Остается времени четыре минуты. Пот впитывается в черную маску. Армянка громко и натужно сопит. Я — человек, захвативший заложника. Еще сегодня утром я не собирался никого захватывать, черт побери. Три минуты. Жду, когда завоют сирены.
Садись на табурет, говорю я заложнице, указав пистолетом. Она села на него своим широким задом, который свесился по обеим сторонам маленького сиденья. Привязывай себе ноги, велю я. Армянка глядит в провал дула — так в фильмах бывает — и, наверно, вспоминает всю свою конвульсивную жизнь. Да, настоящий ужас. Еврей психолог сказал бы, что я испытывал в тот момент лишь упоение властью. Замену оргазма. Что я ущербен, что я маньяк, обиженный с детства на весь мир.
Дерьмо собачье.
Мне жаль эту волосатую телушку. И ее, и ее мужа. Их двое, за их спинами стоят значительные силы, в том смысле, что приди сюда сильное подкрепление, нам с Колючкой пришлось бы рвать когти. Ни тощий еврей, ни его благоверная не попробовали даже сопротивляться. Они сильны лишь когда их много.
Сирен нет. Я устал. Женщина привязала сначала левую ногу, затем правую, выпрямилась, сделав вопросительную мину. Будто я вижу ее гримасу. Но свет немного падает на ее физиономию. Руки привязывай, отвечаю. Куда? Пришлось в дело включиться мне. Заматываю мясистые запястья скотчем, заложница сопит шумно, точно ветер дует в зарослях. Чтобы справиться с ее руками, приходится положить ПМ на пол возле себя.
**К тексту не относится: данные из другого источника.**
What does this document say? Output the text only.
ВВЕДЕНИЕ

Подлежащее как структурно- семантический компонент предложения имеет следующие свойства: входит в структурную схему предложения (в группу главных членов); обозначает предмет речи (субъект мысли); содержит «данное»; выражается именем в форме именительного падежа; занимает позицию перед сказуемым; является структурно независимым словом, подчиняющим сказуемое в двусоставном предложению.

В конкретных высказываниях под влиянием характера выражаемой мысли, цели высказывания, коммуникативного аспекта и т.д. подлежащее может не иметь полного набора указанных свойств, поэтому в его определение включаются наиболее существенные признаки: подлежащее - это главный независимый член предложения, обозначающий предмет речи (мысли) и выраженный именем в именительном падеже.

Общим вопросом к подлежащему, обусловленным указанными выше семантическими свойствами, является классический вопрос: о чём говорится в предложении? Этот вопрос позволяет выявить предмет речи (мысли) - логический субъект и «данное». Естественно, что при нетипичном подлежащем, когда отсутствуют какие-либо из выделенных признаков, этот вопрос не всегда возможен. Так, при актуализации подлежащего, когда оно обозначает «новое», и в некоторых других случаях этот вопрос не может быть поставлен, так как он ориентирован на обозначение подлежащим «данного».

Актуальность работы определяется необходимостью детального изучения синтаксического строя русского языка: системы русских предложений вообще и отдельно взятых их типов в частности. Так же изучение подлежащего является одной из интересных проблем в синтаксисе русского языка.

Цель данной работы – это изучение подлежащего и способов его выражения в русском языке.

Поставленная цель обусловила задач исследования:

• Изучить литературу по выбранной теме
Прошлый я протестует где-то в глубине, бьется в стену клетки, которую я собираюсь похоронить навсегда. То чудовище с моим лицом требует человеколюбия. Я почти поддаюсь. Нет, нет, нет, Стокгольмского синдрома мне не нужно. Сирены не звучат.
Если вдруг тощий еврей убежал, унося на себе табличку: «Пасобник оккупантов», мне придется выполнить обещание.
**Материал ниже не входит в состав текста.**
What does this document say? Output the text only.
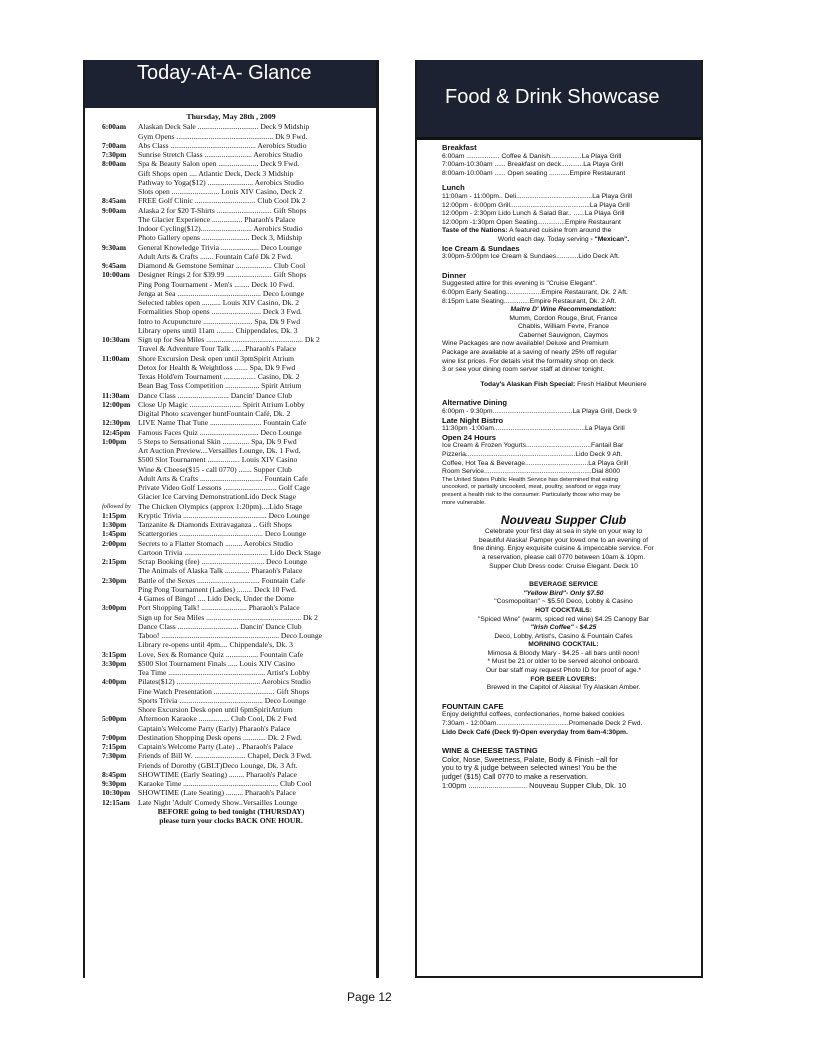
Today-At-A- Glance
Thursday, May 28th , 2009
6:00am	Alaskan Deck Sale ................................ Deck 9 Midship
Gym Opens ................................................... Dk 9 Fwd.
7:00am	Abs Class ............................................. Aerobics Studio
7:30pm	Sunrise Stretch Class ......................... Aerobics Studio
8:00am	Spa & Beauty Salon open ..................... Deck 9 Fwd.
Gift Shops open .... Atlantic Deck, Deck 3 Midship
Pathway to Yoga($12) ........................ Aerobics Studio
Slots open ......................... Louis XIV Casino, Deck 2
8:45am	FREE Golf Clinic ................................ Club Cool Dk 2
9:00am	Alaska 2 for $20 T-Shirts ............................. Gift Shops
The Glacier Experience ................ Pharaoh's Palace
Indoor Cycling($12)........................... Aerobics Studio
Photo Gallery opens ......................... Deck 3, Midship
9:30am	General Knowledge Trivia .................... Deco Lounge
Adult Arts & Crafts ....... Fountain Café Dk 2 Fwd.
9:45am	Diamond & Gemstone Seminar ................... Club Cool
10:00am	Designer Rings 2 for $39.99 ........................ Gift Shops
Ping Pong Tournament - Men's ........ Deck 10 Fwd.
Jenga at Sea ............................................ Deco Lounge
Selected tables open .......... Louis XIV Casino, Dk. 2
Formalities Shop opens .......................... Deck 3 Fwd.
Intro to Acupuncture .......................... Spa, Dk 9 Fwd
Library opens until 11am ......... Chippendales, Dk. 3
10:30am	Sign up for Sea Miles ................................................... Dk 2
Travel & Adventure Tour Talk .......Pharaoh's Palace
11:00am	Shore Excursion Desk open until 3pmSpirit Atrium
Detox for Health & Weightloss ....... Spa, Dk 9 Fwd
Texas Hold'em Tournament ................. Casino, Dk. 2
Bean Bag Toss Competition .................. Spirit Atrium
11:30am	Dance Class ........................... Dancin' Dance Club
12:00pm	Close Up Magic ........................... Spirit Atrium Lobby
Digital Photo scavenger huntFountain Café, Dk. 2
12:30pm	LIVE Name That Tune ........................... Fountain Cafe
12:45pm	Famous Faces Quiz ............................... Deco Lounge
1:00pm	5 Steps to Sensational Skin .............. Spa, Dk 9 Fwd
Art Auction Preview....Versailles Lounge, Dk. 1 Fwd.
$500 Slot Tournament ................. Louis XIV Casino
Wine & Cheese($15 - call 0770) ....... Supper Club
Adult Arts & Crafts ................................. Fountain Cafe
Private Video Golf Lessons ............................ Golf Cage
Glacier Ice Carving DemonstrationLido Deck Stage
followed by The Chicken Olympics (approx 1:20pm)....Lido Stage
1:15pm	Kryptic Trivia ............................................ Deco Lounge
1:30pm	Tanzanite & Diamonds Extravaganza .. Gift Shops
1:45pm	Scattergories ............................................ Deco Lounge
2:00pm	Secrets to a Flatter Stomach ......... Aerobics Studio
Cartoon Trivia ............................................ Lido Deck Stage
2:15pm	Scrap Booking (fee) ................................. Deco Lounge
The Animals of Alaska Talk ............. Pharaoh's Palace
2:30pm	Battle of the Sexes ................................. Fountain Cafe
Ping Pong Tournament (Ladies) ........ Deck 10 Fwd.
4 Games of Bingo! .... Lido Deck, Under the Dome
3:00pm	Port Shopping Talk! ........................ Pharaoh's Palace
Sign up for Sea Miles .................................................. Dk 2
Dance Class ................................ Dancin' Dance Club
Taboo! .............................................................. Deco Lounge
Library re-opens until 4pm.... Chippendale's, Dk. 3
3:15pm	Love, Sex & Romance Quiz ................. Fountain Cafe
3:30pm	$500 Slot Tournament Finals ..... Louis XIV Casino
Tea Time ................................................... Artist's Lobby
4:00pm	Pilates($12) ............................................ Aerobics Studio
Fine Watch Presentation ................................ Gift Shops
Sports Trivia ............................................ Deco Lounge
Shore Excursion Desk open until 6pmSpiritAtrium
5:00pm	Afternoon Karaoke ................ Club Cool, Dk 2 Fwd
Captain's Welcome Party (Early) Pharaoh's Palace
7:00pm	Destination Shopping Desk opens ............ Dk. 2 Fwd.
7:15pm	Captain's Welcome Party (Late) .. Pharaoh's Palace
7:30pm	Friends of Bill W. ........................... Chapel, Deck 3 Fwd.
Friends of Dorothy (GBLT)Deco Lounge, Dk. 3 Aft.
8:45pm	SHOWTIME (Early Seating) ........ Pharaoh's Palace
9:30pm	Karaoke Time .................................................. Club Cool
10:30pm	SHOWTIME (Late Seating) ......... Pharaoh's Palace
12:15am	Late Night 'Adult' Comedy Show..Versailles Lounge
BEFORE going to bed tonight (THURSDAY)
please turn your clocks BACK ONE HOUR.
Food & Drink Showcase
Breakfast
6:00am .................. Coffee & Danish.................La Playa Grill
7:00am-10:30am ...... Breakfast on deck............La Playa Grill
8:00am-10:00am ...... Open seating ...........Empire Restaurant
Lunch
11:00am - 11:00pm.. Deli.........................................La Playa Grill
12:00pm - 6:00pm Grill...........................................La Playa Grill
12:00pm - 2:30pm Lido Lunch & Salad Bar.. ......La Playa Grill
12:00pm -1:30pm Open Seating...............Empire Restaurant
Taste of the Nations: A featured cuisine from around the
World each day. Today serving - "Mexican".
Ice Cream & Sundaes
3:00pm-5:00pm Ice Cream & Sundaes............Lido Deck Aft.
Dinner
Suggested attire for this evening is "Cruise Elegant".
6:00pm Early Seating...................Empire Restaurant, Dk. 2 Aft.
8:15pm Late Seating..............Empire Restaurant, Dk. 2 Aft.
Maitre D' Wine Recommendation:
Mumm, Cordon Rouge, Brut, France
Chablis, William Fevre, France
Cabernet Sauvignon, Caymos
Wine Packages are now available! Deluxe and Premium
Package are available at a saving of nearly 25% off regular
wine list prices. For details visit the formality shop on deck
3 or see your dining room server staff at dinner tonight.
Today's Alaskan Fish Special: Fresh Halibut Meuniere
Alternative Dining
6:00pm - 9:30pm...........................................La Playa Grill, Deck 9
Late Night Bistro
11:30pm -1:00am.................................................La Playa Grill
Open 24 Hours
Ice Cream & Frozen Yogurts...................................Fantail Bar
Pizzeria...........................................................Lido Deck 9 Aft.
Coffee, Hot Tea & Beverage..................................La Playa Grill
Room Service..........................................................Dial 8000
The United States Public Health Service has determined that eating
uncooked, or partially uncooked, meat, poultry, seafood or eggs may
present a health risk to the consumer. Particularly those who may be
more vulnerable.
Nouveau Supper Club
Celebrate your first day at sea in style on your way to
beautiful Alaska! Pamper your loved one to an evening of
fine dining. Enjoy exquisite cuisine & impeccable service. For
a reservation, please call 0770 between 10am & 10pm.
Supper Club Dress code: Cruise Elegant. Deck 10
BEVERAGE SERVICE
"Yellow Bird"- Only $7.50
"Cosmopolitan" ~ $5.50 Deco, Lobby & Casino
HOT COCKTAILS:
"Spiced Wine" (warm, spiced red wine) $4.25 Canopy Bar
"Irish Coffee" - $4.25
Deco, Lobby, Artist's, Casino & Fountain Cafes
MORNING COCKTAIL:
Mimosa & Bloody Mary - $4.25 - all bars until noon!
* Must be 21 or older to be served alcohol onboard.
Our bar staff may request Photo ID for proof of age.*
FOR BEER LOVERS:
Brewed in the Capitol of Alaska! Try Alaskan Amber.
FOUNTAIN CAFE
Enjoy delightful coffees, confectionaries, home baked cookies
7:30am - 12:00am.......................................Promenade Deck 2 Fwd.
Lido Deck Café (Deck 9)-Open everyday from 6am-4:30pm.
WINE & CHEESE TASTING
Color, Nose, Sweetness, Palate, Body & Finish ~all for
you to try & judge between selected wines! You be the
judge! ($15) Call 0770 to make a reservation.
1:00pm ............................. Nouveau Supper Club, Dk. 10
Page 12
Снаружи раздаются свист и хохот. Армянка вскидывает голову, будто к ней пришло спасение. Я смотрю, как «пятерка» Колючки притормаживает у бровки тротуара. Еврей отчаянно дергает дверь. Он забыл, что нужно толкнуть ее от себя, там так и написано.
Я кричу ему, чтобы толкал. У него грязные ноги, грязное тело, грязное лицо, он — животное, сбежавшее из клетки. Даже в сумраке я вижу, что из правой ноги еврея идет кровь, по полу тянется темная полоса. Он наступил на стекло. Вероятно, когда крался по кустам, избегая людных мест. Кто-то его видел совсем близко. Машина Колючки мигнула фарами.
Тощий меня обманул.
— Не стреляйте, — говорит он, тоже глядя в бездну пистолетного дула. — Вы обещали.
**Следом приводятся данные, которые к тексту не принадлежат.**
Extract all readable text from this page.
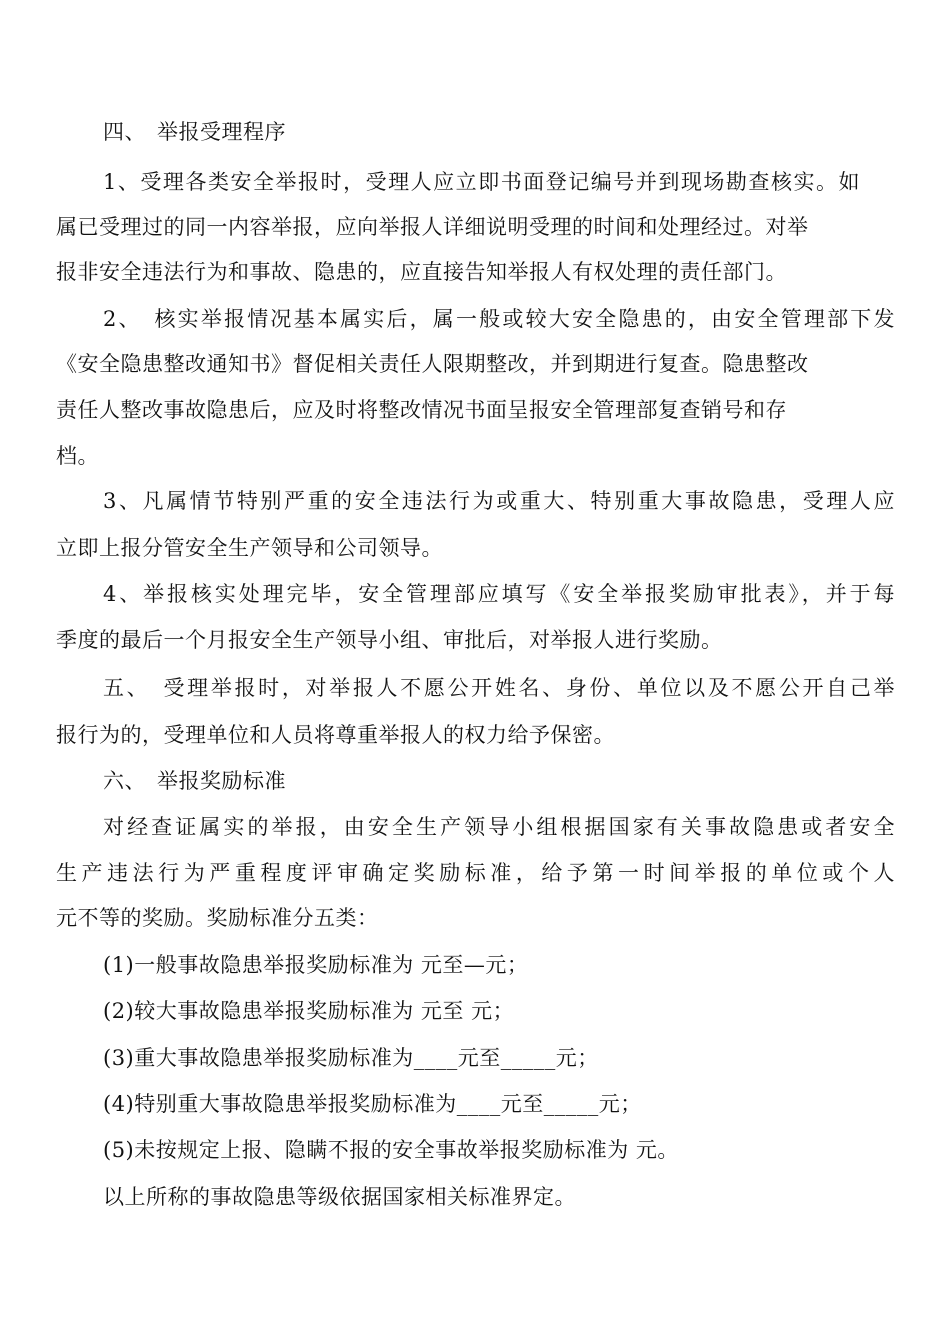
四、　举报受理程序
1、受理各类安全举报时，受理人应立即书面登记编号并到现场勘查核实。如
属已受理过的同一内容举报，应向举报人详细说明受理的时间和处理经过。对举
报非安全违法行为和事故、隐患的，应直接告知举报人有权处理的责任部门。
2、　核实举报情况基本属实后，属一般或较大安全隐患的，由安全管理部下发
《安全隐患整改通知书》督促相关责任人限期整改，并到期进行复查。隐患整改
责任人整改事故隐患后，应及时将整改情况书面呈报安全管理部复查销号和存
档。
3、凡属情节特别严重的安全违法行为或重大、特别重大事故隐患，受理人应
立即上报分管安全生产领导和公司领导。
4、举报核实处理完毕，安全管理部应填写《安全举报奖励审批表》，并于每
季度的最后一个月报安全生产领导小组、审批后，对举报人进行奖励。
五、　受理举报时，对举报人不愿公开姓名、身份、单位以及不愿公开自己举
报行为的，受理单位和人员将尊重举报人的权力给予保密。
六、　举报奖励标准
对经查证属实的举报，由安全生产领导小组根据国家有关事故隐患或者安全
生产违法行为严重程度评审确定奖励标准，给予第一时间举报的单位或个人
元不等的奖励。奖励标准分五类：
(1)一般事故隐患举报奖励标准为 元至—元；
(2)较大事故隐患举报奖励标准为 元至 元；
(3)重大事故隐患举报奖励标准为____元至_____元；
(4)特别重大事故隐患举报奖励标准为____元至_____元；
(5)未按规定上报、隐瞒不报的安全事故举报奖励标准为 元。
以上所称的事故隐患等级依据国家相关标准界定。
Может, я и совершаю предательство, не нажимая на курок. Обещал ли я? Да, обещал.
Еврей запрокидывается и со всей силы ударяется затылком о стекло витрины с внутренней стороны. По стеклу идет трещина до самой металлической рамы наверху. Я вспоминаю драку с черными. Но череп тощего гораздо легче и мягче. Ударь я посильнее, его мозги вылетели бы наружу. Армянка бьется в темноте и мычит, стонет.
Выйдя из проклятого салона, я запрыгиваю в машину Колючки. Он едет без включенных фар. На улице какие-то люди, но они исчезают. Звонит ли кто-нибудь из них в милицию сейчас? Великан сам стаскивает шапку-маску с моей головы, потому что я забыл. Вынимает пистолет у меня из пальцев. Я не чувствую его в руке. Ладонь пахнет оружейной смазкой. Колючка уверяет, что все в порядке.
Почему-то мне приходит в голову спросить, где теперь наставник Колючки, чем он занимается. В эту минуту важно это знать.
— Его убили. Я видел, как ему размозжили голову ментовскими дубинками.
— За что? — спрашиваю.
— Они знали, кто он такой. Зачем тратить средства и силы на следствие, допросы, суд, зачем вся эта волокита, когда можно просто уничтожить врага?
Колючка хочет, чтобы и я смирился с этой мыслью.
Он говорит, что сегодня я могу поехать домой.